Par Serge Mavungu
Une réforme sociale attendue depuis des années devient enfin effective dans la Fonction publique congolaise. À partir du 1er août 2026, les agents de carrière des services publics de l'État bénéficieront officiellement de la prise en charge de leurs frais funéraires, tout comme certains de leurs ayants droit déclarés. Cette mesure est mise en œuvre par la Caisse nationale de sécurité sociale des agents publics de l'État (CNSSAP).
Lors du lancement officiel de cette prestation, le vice-Premier ministre en charge de la Fonction publique, Jean-Pierre Lihau, a présenté cette décision comme l'aboutissement d'un engagement visant à renforcer la protection sociale des fonctionnaires. Prévu depuis longtemps par les textes, ce mécanisme n'avait jusqu'ici jamais été appliqué.

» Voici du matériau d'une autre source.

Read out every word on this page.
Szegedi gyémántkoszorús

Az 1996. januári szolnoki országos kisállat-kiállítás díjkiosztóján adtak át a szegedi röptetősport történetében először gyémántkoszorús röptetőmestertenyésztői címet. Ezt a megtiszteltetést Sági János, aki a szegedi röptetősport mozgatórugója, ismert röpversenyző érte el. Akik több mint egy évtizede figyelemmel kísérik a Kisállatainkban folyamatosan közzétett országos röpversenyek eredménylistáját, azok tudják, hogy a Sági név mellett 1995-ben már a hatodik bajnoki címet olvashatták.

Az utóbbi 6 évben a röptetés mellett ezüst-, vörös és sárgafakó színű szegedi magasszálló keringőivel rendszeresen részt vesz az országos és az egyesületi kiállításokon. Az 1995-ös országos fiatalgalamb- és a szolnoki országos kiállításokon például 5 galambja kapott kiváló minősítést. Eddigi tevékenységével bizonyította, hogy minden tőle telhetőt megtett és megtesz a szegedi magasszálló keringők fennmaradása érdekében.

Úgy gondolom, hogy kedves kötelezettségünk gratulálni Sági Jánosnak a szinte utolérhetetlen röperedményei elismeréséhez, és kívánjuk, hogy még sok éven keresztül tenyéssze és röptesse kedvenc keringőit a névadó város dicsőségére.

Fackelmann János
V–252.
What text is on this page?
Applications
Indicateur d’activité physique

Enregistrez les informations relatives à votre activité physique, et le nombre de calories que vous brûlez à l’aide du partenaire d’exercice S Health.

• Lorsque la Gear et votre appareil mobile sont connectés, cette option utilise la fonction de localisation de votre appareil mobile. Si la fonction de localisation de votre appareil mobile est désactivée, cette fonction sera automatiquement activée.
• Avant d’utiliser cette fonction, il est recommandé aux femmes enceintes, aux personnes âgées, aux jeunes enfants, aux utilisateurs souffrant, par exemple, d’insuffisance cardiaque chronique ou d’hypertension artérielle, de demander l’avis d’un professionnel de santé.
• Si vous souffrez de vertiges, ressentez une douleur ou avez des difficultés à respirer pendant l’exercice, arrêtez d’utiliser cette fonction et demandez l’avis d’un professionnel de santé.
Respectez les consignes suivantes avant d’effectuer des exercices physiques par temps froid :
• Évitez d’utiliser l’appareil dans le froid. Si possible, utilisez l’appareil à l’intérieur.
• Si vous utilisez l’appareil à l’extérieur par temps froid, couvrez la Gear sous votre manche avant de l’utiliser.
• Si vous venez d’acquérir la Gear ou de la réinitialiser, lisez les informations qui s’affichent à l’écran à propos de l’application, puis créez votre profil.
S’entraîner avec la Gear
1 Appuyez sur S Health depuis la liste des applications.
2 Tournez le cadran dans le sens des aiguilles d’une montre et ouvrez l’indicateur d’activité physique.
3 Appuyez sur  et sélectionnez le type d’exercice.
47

Cette avancée est le résultat d'un processus technique mené ces dernières semaines, notamment avec la tenue d'un atelier de validation organisé à Kinshasa en juillet dernier. Elle ouvre désormais un nouveau chapitre dans la politique de couverture sociale des agents publics.
Selon Jean-Pierre Lihau, cette réforme s'inscrit dans les orientations du Président de la République, Félix-Antoine Tshisekedi Tshilombo, et dans l'action du Gouvernement dirigé par la Première ministre Judith Suminwa Tuluka. Depuis le 1er août, a-t-il indiqué, le dispositif est opérationnel sur l'ensemble du territoire national.
Le système repose sur un mécanisme mutualisé administré exclusivement par la CNSSAP. Tous les agents de carrière des services publics de l'État y ont accès dans les mêmes conditions, indépendamment de leur grade, de leur fonction ou de leur lieu d'affectation. De Kinshasa aux territoires les plus reculés, les règles applicables demeurent identiques pour tous.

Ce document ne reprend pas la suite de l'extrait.